Ein höllisches Spektakel

Mit der Präsentation des britischen Künstlers Mark Wallinger setzt die neue Direktorin ein Zeichen: Das heimliche Nationalmuseum der Schweiz soll künftig internationaler werden.

Von Edith Krebs

Überraschend kann man das Ausstellungskonzept der neuen Direktorin des Aargauer Kunsthauses nicht nennen. Madeleine Schuppli will das attraktive, vom Architekturbüro Herzog und de Meuron vor fünf Jahren erweiterte Haus für internationale Positionen öffnen, gleichzeitig in der Reihe Caravan junge Kunstschaffende aus der Schweiz vorstellen und mit der Sammlung einen «dynamischen Umgang» pflegen. Im Grunde genommen ist dies genau das Programm, das Schuppli bereits als Leiterin des Kunstmuseums Thun in den letzten sieben Jahren umgesetzt hat - mit dem entscheidenden Unterschied allerdings, dass die Sammlung des Aargauer Kunsthauses weit gewichtiger und profilierter ist.

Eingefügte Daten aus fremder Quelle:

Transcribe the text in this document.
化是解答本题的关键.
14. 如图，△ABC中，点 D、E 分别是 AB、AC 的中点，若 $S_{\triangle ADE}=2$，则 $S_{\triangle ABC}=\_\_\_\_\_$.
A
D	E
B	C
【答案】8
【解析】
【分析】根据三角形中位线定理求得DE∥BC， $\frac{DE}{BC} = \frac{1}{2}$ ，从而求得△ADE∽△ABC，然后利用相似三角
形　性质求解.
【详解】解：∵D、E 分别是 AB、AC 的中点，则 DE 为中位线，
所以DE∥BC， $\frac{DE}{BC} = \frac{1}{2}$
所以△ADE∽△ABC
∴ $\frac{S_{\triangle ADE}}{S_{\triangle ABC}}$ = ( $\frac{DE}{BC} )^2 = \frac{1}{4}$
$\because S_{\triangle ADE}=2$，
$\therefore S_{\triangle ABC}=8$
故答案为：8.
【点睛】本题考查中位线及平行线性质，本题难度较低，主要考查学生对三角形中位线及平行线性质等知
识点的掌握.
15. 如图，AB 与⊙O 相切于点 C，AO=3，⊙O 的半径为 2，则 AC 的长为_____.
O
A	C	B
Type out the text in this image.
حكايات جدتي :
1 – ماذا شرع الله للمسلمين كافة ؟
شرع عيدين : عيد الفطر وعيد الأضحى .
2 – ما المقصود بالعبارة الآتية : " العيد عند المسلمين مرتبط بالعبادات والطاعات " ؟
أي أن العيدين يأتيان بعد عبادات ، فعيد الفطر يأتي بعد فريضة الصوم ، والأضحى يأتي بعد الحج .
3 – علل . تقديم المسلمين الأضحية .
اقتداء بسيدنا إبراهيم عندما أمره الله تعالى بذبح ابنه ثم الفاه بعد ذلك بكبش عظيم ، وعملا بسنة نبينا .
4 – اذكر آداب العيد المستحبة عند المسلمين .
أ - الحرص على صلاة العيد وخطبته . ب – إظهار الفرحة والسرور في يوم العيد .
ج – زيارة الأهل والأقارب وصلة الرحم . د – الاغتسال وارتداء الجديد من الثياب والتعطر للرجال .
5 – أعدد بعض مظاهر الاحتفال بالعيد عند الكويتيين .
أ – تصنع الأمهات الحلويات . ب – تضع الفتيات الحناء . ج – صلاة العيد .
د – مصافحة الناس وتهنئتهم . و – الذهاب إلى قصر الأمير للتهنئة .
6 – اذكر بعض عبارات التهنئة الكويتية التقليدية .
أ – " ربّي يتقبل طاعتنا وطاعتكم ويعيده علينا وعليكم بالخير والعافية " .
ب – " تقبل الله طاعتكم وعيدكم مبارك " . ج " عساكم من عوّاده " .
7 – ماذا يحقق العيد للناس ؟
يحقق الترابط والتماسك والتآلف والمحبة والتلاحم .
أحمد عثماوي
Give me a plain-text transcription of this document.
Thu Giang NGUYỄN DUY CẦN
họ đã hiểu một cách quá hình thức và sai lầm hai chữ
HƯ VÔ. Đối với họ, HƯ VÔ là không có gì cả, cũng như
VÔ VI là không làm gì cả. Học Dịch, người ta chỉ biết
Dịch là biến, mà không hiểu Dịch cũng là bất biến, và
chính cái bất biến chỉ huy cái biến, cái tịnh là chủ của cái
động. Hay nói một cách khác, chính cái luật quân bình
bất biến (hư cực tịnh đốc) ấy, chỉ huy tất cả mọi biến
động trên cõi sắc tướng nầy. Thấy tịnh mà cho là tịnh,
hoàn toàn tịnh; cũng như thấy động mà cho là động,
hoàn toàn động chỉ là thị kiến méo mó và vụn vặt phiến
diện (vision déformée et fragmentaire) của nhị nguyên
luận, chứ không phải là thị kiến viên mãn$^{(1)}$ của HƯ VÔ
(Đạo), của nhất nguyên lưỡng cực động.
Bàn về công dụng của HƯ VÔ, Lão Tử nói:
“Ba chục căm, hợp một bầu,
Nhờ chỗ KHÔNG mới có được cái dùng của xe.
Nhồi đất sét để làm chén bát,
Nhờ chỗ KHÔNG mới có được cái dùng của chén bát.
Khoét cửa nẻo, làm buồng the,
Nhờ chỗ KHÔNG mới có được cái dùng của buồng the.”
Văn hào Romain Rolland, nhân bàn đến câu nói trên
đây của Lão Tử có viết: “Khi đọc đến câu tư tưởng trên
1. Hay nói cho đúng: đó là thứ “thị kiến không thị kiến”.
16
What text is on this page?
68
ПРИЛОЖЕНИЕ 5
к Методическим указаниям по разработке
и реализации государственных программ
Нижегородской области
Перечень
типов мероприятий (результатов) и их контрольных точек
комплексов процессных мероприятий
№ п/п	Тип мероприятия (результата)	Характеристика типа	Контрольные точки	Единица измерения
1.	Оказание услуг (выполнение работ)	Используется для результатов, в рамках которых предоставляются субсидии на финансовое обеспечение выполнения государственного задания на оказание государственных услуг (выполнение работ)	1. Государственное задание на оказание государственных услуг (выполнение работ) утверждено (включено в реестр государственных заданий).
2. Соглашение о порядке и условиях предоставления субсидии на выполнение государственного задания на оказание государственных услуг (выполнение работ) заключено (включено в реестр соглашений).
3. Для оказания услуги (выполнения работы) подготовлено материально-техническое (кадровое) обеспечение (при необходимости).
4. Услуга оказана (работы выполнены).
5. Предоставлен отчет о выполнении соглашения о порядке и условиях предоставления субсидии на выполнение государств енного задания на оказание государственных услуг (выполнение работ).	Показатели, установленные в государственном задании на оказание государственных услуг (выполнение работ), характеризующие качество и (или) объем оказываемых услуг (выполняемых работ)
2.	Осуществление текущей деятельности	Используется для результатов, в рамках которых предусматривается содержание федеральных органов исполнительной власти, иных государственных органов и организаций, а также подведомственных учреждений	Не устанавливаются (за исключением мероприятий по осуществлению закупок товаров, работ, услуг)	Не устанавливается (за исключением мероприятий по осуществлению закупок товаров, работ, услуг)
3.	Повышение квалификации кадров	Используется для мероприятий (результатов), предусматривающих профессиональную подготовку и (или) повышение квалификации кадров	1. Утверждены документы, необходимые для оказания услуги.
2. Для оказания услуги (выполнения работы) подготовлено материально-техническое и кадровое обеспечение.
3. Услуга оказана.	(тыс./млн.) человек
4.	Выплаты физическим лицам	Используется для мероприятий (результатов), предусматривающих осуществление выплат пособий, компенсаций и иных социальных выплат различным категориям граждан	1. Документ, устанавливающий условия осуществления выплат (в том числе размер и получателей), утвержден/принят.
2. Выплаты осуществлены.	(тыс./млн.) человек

Während 22 Jahren, von 1985 bis 2007, hat ihr Vorgänger Beat Wismer (und vor ihm bereits Heiny Widmer) den Fokus auf Schweizer Kunst gelegt und eine Sammlung zusammengetragen, die schweizweit einzigartig ist. Grosse Werkgruppen von bekannten zeitgenössischen KünstlerInnen wie Urs Lüthi, Jean-Frédéric Schnyder oder Hannah Villiger sind hier versammelt, und auch die historischen Bestände sind beachtlich. Das Aargauer Kunsthaus gilt als das bedeutendste Museum für Schweizer Kunst und wird aus diesem Grund immer wieder als heimliches Nationalmuseum bezeichnet.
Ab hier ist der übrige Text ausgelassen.